Cheap, Color, Holographic Video

Researchers at MIT’s Media Lab discovered a new approach to generate holograms that could lead to color holographic-video displays that are much cheaper to manufacture than today’s experimental, monochromatic displays. The same technique could also increase the resolution of conventional 2D displays. Using the new technique, researchers are building a prototype color holographic-video display whose resolution is roughly that of a standard-definition TV and which can update video images 30 times a second, fast enough to produce the illusion of motion. The heart of the display is an optical chip, resembling a microscope slide for about $10. When light strikes an object with an irregular surface, it bounces off at a huge variety of angles, so that different aspects of the object are disclosed when it’s viewed from different perspectives.
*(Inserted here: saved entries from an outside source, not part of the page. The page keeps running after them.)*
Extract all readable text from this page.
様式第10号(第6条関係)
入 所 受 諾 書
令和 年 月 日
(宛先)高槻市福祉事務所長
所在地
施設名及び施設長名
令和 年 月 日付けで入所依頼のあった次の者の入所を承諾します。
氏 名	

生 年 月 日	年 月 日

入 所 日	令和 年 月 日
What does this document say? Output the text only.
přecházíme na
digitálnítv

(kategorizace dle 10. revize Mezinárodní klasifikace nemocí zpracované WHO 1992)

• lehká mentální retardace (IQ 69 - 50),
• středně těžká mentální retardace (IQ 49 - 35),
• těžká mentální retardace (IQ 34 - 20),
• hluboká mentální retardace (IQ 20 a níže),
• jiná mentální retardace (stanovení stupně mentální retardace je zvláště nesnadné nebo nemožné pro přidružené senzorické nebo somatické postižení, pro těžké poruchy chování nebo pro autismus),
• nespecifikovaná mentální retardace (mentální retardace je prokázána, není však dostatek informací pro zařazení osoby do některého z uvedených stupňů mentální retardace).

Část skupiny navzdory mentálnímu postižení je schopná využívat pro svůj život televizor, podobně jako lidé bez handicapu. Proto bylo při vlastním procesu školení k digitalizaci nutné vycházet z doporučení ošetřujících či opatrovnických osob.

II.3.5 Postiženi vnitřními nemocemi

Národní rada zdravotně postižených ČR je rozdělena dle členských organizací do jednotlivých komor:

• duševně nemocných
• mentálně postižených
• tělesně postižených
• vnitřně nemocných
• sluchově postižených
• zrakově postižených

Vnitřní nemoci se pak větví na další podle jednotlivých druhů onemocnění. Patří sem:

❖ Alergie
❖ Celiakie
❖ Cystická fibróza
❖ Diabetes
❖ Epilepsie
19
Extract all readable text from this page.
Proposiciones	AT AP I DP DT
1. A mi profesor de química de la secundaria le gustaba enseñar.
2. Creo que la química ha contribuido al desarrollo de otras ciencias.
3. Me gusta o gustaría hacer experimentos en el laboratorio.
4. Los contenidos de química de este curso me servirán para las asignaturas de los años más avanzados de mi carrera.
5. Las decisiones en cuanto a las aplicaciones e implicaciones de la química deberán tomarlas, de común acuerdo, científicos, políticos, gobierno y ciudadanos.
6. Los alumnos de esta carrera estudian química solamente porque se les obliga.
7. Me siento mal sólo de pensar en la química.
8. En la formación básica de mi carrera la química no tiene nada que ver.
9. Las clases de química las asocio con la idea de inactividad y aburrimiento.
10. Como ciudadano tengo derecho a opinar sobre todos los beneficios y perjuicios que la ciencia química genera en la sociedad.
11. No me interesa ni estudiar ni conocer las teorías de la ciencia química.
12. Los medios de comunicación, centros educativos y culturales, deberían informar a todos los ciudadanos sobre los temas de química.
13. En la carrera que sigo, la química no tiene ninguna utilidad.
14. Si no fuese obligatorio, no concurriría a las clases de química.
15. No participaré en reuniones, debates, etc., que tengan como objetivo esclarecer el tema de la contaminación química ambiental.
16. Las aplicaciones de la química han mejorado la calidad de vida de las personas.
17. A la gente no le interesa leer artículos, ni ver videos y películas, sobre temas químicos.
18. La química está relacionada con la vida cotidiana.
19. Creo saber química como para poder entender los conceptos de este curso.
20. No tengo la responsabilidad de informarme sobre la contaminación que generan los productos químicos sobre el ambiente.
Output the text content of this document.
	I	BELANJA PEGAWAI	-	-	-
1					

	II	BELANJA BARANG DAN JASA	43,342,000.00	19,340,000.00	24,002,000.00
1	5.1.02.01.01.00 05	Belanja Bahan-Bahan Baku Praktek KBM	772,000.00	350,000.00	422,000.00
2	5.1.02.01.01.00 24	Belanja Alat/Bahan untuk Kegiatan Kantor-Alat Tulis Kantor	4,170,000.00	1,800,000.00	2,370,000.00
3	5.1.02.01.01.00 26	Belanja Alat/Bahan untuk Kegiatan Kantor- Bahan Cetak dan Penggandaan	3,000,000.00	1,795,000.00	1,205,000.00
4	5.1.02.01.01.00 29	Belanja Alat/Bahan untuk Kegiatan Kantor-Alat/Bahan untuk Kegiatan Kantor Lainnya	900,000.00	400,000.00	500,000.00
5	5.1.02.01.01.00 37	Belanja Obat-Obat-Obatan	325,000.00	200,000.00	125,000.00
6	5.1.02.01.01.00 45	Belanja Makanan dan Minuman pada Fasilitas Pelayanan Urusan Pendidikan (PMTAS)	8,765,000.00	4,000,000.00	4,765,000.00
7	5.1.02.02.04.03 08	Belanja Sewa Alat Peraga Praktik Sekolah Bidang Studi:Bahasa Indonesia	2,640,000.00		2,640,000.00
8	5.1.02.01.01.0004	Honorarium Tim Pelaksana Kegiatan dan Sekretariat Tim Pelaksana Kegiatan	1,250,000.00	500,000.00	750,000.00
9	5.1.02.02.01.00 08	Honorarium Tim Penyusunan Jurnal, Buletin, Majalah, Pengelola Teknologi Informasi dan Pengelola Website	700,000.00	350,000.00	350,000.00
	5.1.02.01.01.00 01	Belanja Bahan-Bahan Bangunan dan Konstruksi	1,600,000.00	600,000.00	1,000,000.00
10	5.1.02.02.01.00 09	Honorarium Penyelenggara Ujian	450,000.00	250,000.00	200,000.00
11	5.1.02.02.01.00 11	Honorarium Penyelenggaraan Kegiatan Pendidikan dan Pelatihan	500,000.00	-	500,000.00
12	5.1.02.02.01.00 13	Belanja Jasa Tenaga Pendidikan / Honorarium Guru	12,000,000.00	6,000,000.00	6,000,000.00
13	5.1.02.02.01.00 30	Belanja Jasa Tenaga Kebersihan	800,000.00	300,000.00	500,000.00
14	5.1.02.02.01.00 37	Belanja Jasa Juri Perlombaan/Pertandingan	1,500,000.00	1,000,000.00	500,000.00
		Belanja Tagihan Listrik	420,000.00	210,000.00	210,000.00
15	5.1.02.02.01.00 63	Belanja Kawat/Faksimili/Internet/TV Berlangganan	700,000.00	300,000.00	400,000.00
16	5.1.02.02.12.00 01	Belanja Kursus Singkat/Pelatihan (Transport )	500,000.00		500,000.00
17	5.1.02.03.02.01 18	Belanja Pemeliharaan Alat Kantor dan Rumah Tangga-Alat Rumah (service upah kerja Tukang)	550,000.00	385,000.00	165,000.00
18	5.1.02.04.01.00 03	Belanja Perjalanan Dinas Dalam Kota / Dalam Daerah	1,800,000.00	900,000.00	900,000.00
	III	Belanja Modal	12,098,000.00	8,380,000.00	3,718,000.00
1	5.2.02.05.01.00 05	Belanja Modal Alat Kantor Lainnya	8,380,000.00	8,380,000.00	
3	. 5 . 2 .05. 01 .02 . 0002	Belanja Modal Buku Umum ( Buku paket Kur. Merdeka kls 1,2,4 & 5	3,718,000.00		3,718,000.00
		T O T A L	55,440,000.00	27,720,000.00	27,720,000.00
In a hologram, a beam of light passes through a so-called diffraction fringe, which bends the light so that it, too, emerges at a host of different angles.

 
One way to produce holographic video is to create diffraction fringes from patterns displayed on an otherwise transparent screen. The problem with that approach is that the pixels of the diffraction pattern have to be as small as the wavelength of the light they’re bending, and most display technologies don’t happily shrink down that much. The team used a small crystal of a material called lithium niobate. Just beneath the surface of the crystal microscopic channels (known as waveguides) are created, which confine the light traveling through them. Each waveguide corresponds to one row of pixels in the final image. Beams of red, green and blue light are sent down each waveguide, and the frequencies of the acoustic wave passing through the crystal determine which colors pass through and which are filtered out. Combining, say, red and blue to produce purple doesn’t require a separate waveguide for each color; it just requires a different acoustic-wave pattern.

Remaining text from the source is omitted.